The disadvantages of plastics as a building material should be attributed to their low ceiling heat resistance (from 70 to 200 ° C). This applies to most plastics and only some types of plastics, for example organosilicon, polytetrafluoroethylene, can operate at slightly higher temperatures (up to 350 ° C). True, this deficiency can be felt only at the lower limit of this heat resistance. Especially important is the heat resistance for roofing materials on the basis of plastics, since on the roof due to radiation the temperature on the surface of materials in some geographical areas can reach 85 ° C.
A significant drawback of plastic masses is their small surface hardness. For plastics with fibrous fillers, it reaches 25, for polystyrene and acrylic plastics-15 kg / mm2. Cellulose plastics (etros) - 4 -5 kg / mm2 (at steel this indicator about 450) differ the lowest hardness. Brinell hardness is equal to (in kg / mm2): paper plastics 25-30, textolite - 35, asbestextolite - 45, delta-wood-20, organic glass - also about 20.
A significant disadvantage of plastics is their high coefficient of thermal expansion. It ranges between (25-120) 10-6, while for steel it is equal to everything) 10 * 10-6. The high coefficient of thermal expansion of plastics should be taken into account in the design of building structures, especially large-sized elements, for example wall panels. The large coefficient of thermal expansion of plastics: in combination with low thermal conductivity causes significant residual internal stresses that can cause cracks in building products due to sudden temperature changes. It is quite obvious that these stresses are particularly significant when reinforcing plastic products with metal.
Do not ignore another negative property of plastics - their increased creep. Even rigid types of plastics with mineral powder fillers, to a much greater extent than for ceramic materials, concretes and metals, have a slowly developing plastic flow-creep, which increases strongly even with comparatively insignificant temperature changes.

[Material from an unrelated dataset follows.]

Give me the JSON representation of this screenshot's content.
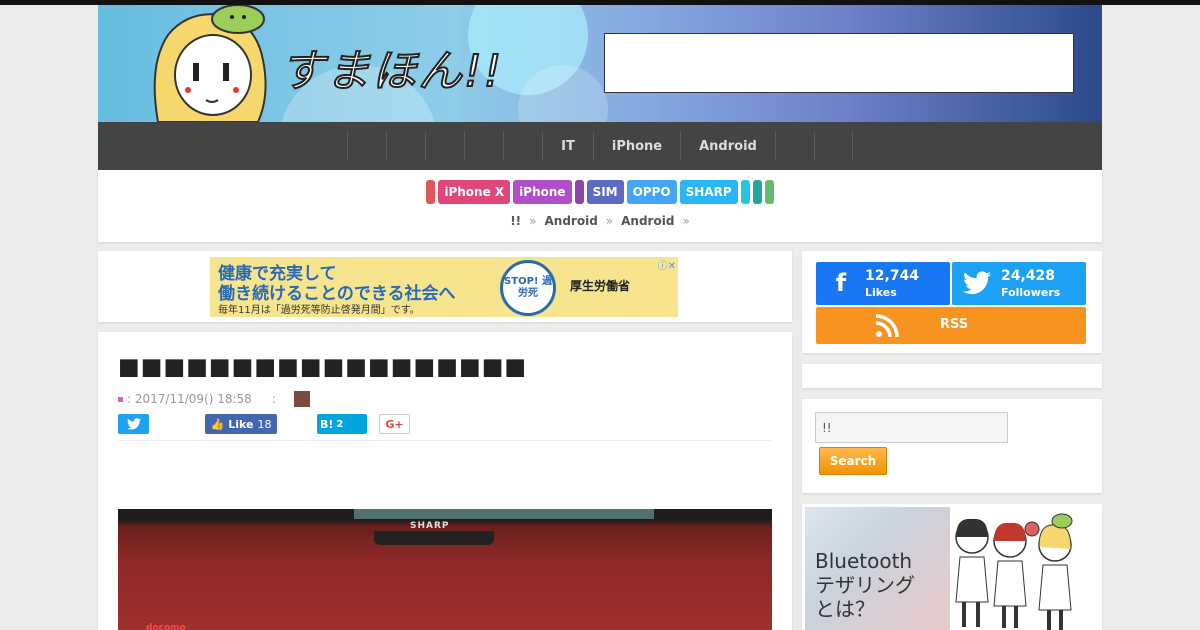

A significant disadvantage of plastics is their flammability. However, there is every reason to believe that this shortcoming will be overcome in the near future. Developing new types of polymers - not only carbon-chain ones, that is, those whose main chain consists of carbon atoms, but also heterochain, the main chain of which, along with carbon, also contains other atoms, and primarily silicon, the chemical industry gives construction new types of difficult-combustible plastics.
As a negative property of some plastics, one should note their toxicity. The latter in a number of cases depends not only on the toxicity of the polymers themselves, but also on the toxicity of those components that are included in plastics (stabilizers, plasticizers, dyes). The toxicity of polymer building materials has not been studied enough, and this issue should be given serious consideration, since this is especially important for those plastics that are used in the interior decoration of living quarters and in water supply systems.
The unexplored properties of plastics include their durability. Meanwhile, the issues of the durability of materials, the variability of their properties over time, are decisive and determine the possibility and expediency of their application in construction.